1. 多进程爬虫

　　对于数据量较大的爬虫，对数据的处理要求较高时，可以采用python多进程或多线程的机制完成，多进程是指分配多个CPU处理程序，同一时刻只有一个CPU在工作，多线程是指进程内部有多个类似"子进程"同时在协同工作。python中有多种多个模块可完成多进程和多线程的工作，此处此用multiprocessing模块完成多线程爬虫，测试过程中发现，由于站点具有反爬虫机制，当url地址和进程数目较多时，爬虫会报错。

2. 代码内容

#!/usr/bin/python

#_*_ coding:utf _*_

import re

import time

import requests

from multiprocessing import Pool

duanzi_list = []

def get_web_html(url):

	'''

	@params:获取url地址web站点的html数据

	'''

	headers = {"User-Agent": "Mozilla/5.0 (X11; Linux x86_64; rv:52.0) Gecko/20100101 Firefox/52.0"}

	try:

		req = requests.get(url,headers=headers)

		if req.status_code == 200:

			response = req.text.encode('utf8')

	except Exception as e:

		print e

	return response

def scrap_qiushi_info(url):

	'''

	@params:url,获取段子数据信息

	'''

	html = get_web_html(url)

	usernames = re.findall(r'<h2>(.*?)</h2>',html,re.S|re.M)

	levels = re.findall('<div class="articleGender \w*Icon">(\d+)</div>',html,re.S|re.M)

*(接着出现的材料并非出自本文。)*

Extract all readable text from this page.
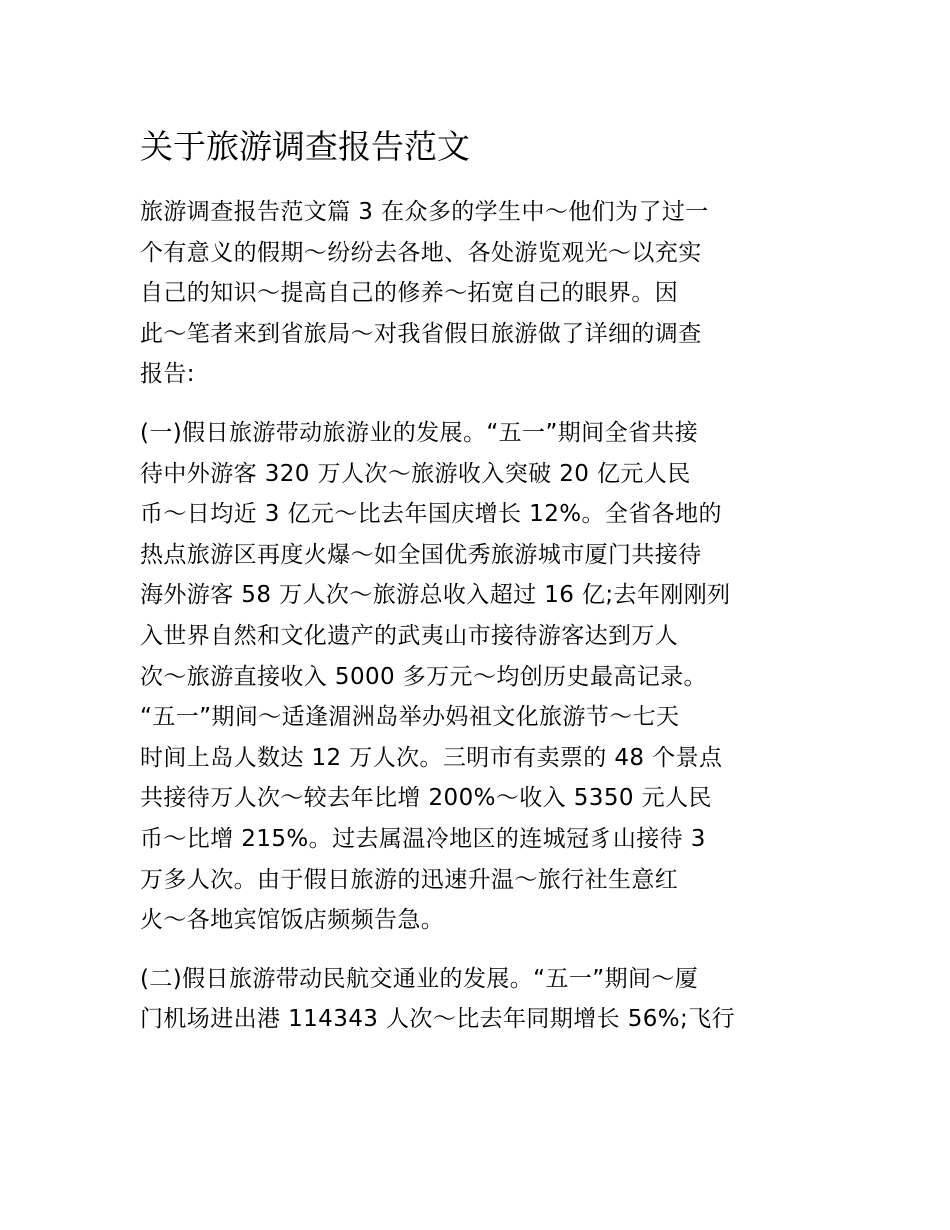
关于旅游调查报告范文
旅游调查报告范文篇 3 在众多的学生中～他们为了过一
个有意义的假期～纷纷去各地、各处游览观光～以充实
自己的知识～提高自己的修养～拓宽自己的眼界。因
此～笔者来到省旅局～对我省假日旅游做了详细的调查
报告:
(一)假日旅游带动旅游业的发展。“五一”期间全省共接
待中外游客 320 万人次～旅游收入突破 20 亿元人民
币～日均近 3 亿元～比去年国庆增长 12%。全省各地的
热点旅游区再度火爆～如全国优秀旅游城市厦门共接待
海外游客 58 万人次～旅游总收入超过 16 亿;去年刚刚列
入世界自然和文化遗产的武夷山市接待游客达到万人
次～旅游直接收入 5000 多万元～均创历史最高记录。
“五一”期间～适逢湄洲岛举办妈祖文化旅游节～七天
时间上岛人数达 12 万人次。三明市有卖票的 48 个景点
共接待万人次～较去年比增 200%～收入 5350 元人民
币～比增 215%。过去属温冷地区的连城冠豸山接待 3
万多人次。由于假日旅游的迅速升温～旅行社生意红
火～各地宾馆饭店频频告急。
(二)假日旅游带动民航交通业的发展。“五一”期间～厦
门机场进出港 114343 人次～比去年同期增长 56%;飞行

	laugh_counts = re.findall('<span class="stats-vote">.*?<i class="number">(\d+)</i>',html,re.S|re.M)

	comment_counts = re.findall('<i class="number">(\d+)</i> 评论',html,re.S|re.M)

	contents = re.findall('<div class="content">.*?<span>(.*?)</span>',html,re.S|re.M)

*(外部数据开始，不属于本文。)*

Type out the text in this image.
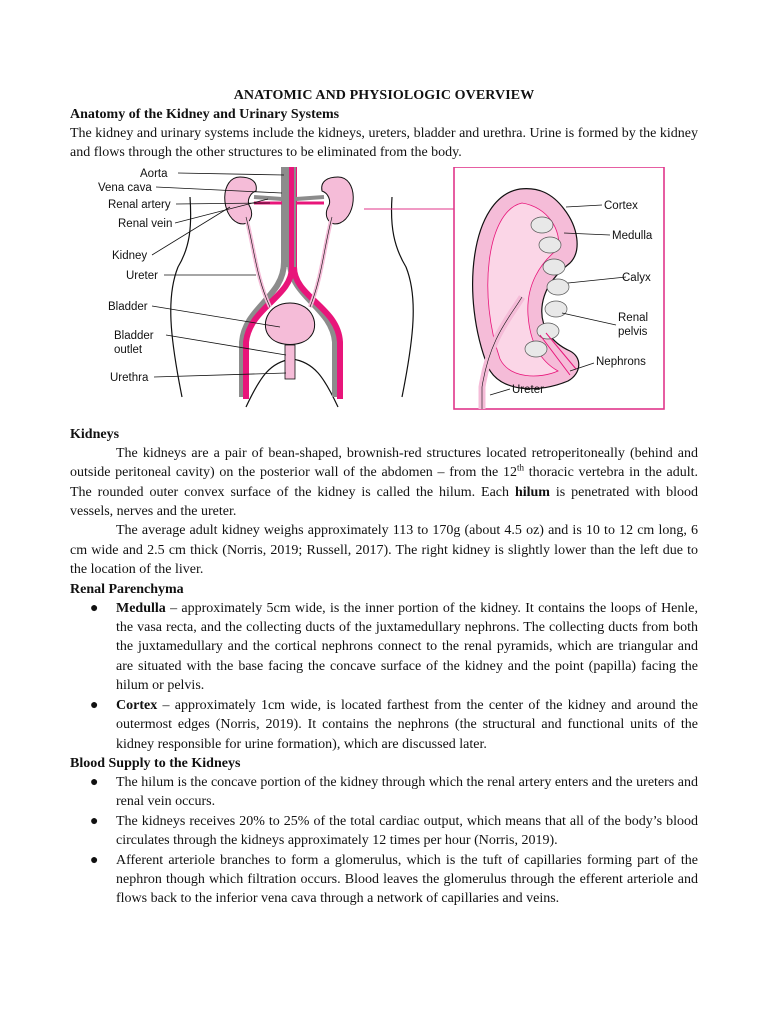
ANATOMIC AND PHYSIOLOGIC OVERVIEW

Anatomy of the Kidney and Urinary Systems

The kidney and urinary systems include the kidneys, ureters, bladder and urethra. Urine is formed by the kidney and flows through the other structures to be eliminated from the body.

Aorta
Vena cava
Renal artery
Renal vein
Kidney
Ureter
Bladder
Bladder
outlet
Urethra
Cortex
Medulla
Calyx
Renal
pelvis
Nephrons
Ureter

Kidneys

The kidneys are a pair of bean-shaped, brownish-red structures located retroperitoneally (behind and outside peritoneal cavity) on the posterior wall of the abdomen – from the 12th thoracic vertebra in the adult. The rounded outer convex surface of the kidney is called the hilum. Each hilum is penetrated with blood vessels, nerves and the ureter.

The average adult kidney weighs approximately 113 to 170g (about 4.5 oz) and is 10 to 12 cm long, 6 cm wide and 2.5 cm thick (Norris, 2019; Russell, 2017). The right kidney is slightly lower than the left due to the location of the liver.

Renal Parenchyma

● Medulla – approximately 5cm wide, is the inner portion of the kidney. It contains the loops of Henle, the vasa recta, and the collecting ducts of the juxtamedullary nephrons. The collecting ducts from both the juxtamedullary and the cortical nephrons connect to the renal pyramids, which are triangular and are situated with the base facing the concave surface of the kidney and the point (papilla) facing the hilum or pelvis.
● Cortex – approximately 1cm wide, is located farthest from the center of the kidney and around the outermost edges (Norris, 2019). It contains the nephrons (the structural and functional units of the kidney responsible for urine formation), which are discussed later.

Blood Supply to the Kidneys

● The hilum is the concave portion of the kidney through which the renal artery enters and the ureters and renal vein occurs.
● The kidneys receives 20% to 25% of the total cardiac output, which means that all of the body’s blood circulates through the kidneys approximately 12 times per hour (Norris, 2019).
● Afferent arteriole branches to form a glomerulus, which is the tuft of capillaries forming part of the nephron though which filtration occurs. Blood leaves the glomerulus through the efferent arteriole and flows back to the inferior vena cava through a network of capillaries and veins.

	for username,level,laugh_count,comment_count,content in zip(usernames,levels,laugh_counts,comment_counts,contents):

		information = {

			"username": username.strip(),

			"level": level.strip(),

			"laugh_count": laugh_count.strip(),

			"comment_count": comment_count.strip(),

			"content": content.strip()

		}

		duanzi_list.append(information)

	time.sleep(1)

	return duanzi_list

def normal_scapper(url_lists):

	'''

	定义调用函数，使用普通的爬虫函数爬取数据

	'''

	begin_time = time.time()

	for url in url_lists:

		scrap_qiushi_info(url)

	end_time = time.time()

	print "普通爬虫一共耗费时长:%f" % (end_time - begin_time)

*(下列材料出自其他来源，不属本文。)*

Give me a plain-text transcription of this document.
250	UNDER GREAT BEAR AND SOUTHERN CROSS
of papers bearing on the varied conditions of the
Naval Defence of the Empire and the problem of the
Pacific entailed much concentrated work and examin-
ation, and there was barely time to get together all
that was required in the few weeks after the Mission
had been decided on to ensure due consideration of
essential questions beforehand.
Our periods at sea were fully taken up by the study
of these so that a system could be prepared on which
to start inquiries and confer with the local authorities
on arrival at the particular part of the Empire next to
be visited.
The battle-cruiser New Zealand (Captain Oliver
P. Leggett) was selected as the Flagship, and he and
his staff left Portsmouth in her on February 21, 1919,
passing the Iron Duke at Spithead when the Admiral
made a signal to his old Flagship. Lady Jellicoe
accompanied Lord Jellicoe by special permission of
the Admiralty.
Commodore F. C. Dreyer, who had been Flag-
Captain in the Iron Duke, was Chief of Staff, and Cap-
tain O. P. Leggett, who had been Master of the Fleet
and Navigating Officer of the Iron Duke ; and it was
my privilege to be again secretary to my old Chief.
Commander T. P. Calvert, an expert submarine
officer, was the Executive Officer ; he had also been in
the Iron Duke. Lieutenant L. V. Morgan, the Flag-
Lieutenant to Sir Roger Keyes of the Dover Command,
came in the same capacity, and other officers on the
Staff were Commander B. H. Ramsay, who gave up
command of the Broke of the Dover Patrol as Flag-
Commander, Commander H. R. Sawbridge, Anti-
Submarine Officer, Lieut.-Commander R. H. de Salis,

def muti_process_scapper(url_lists,process_num=2):

	'''

	定义多进程爬虫调用函数，使用mutiprocessing模块爬取web数据

	'''

	begin_time = time.time()

	pool = Pool(processes=process_num)

	pool.map(scrap_qiushi_info,url_lists)

	end_time = time.time()

	print "%d个进程爬虫爬取所耗费时长为:%s" % (process_num,(end_time - begin_time))

def main():

	'''

	定义main()函数，程序入口，通过列表推倒式获取url地址，调用爬虫函数

	'''

	url_lists = ['https://www.qiushibaike.com/text/page/{}'.format(i) for i in range(1,11)]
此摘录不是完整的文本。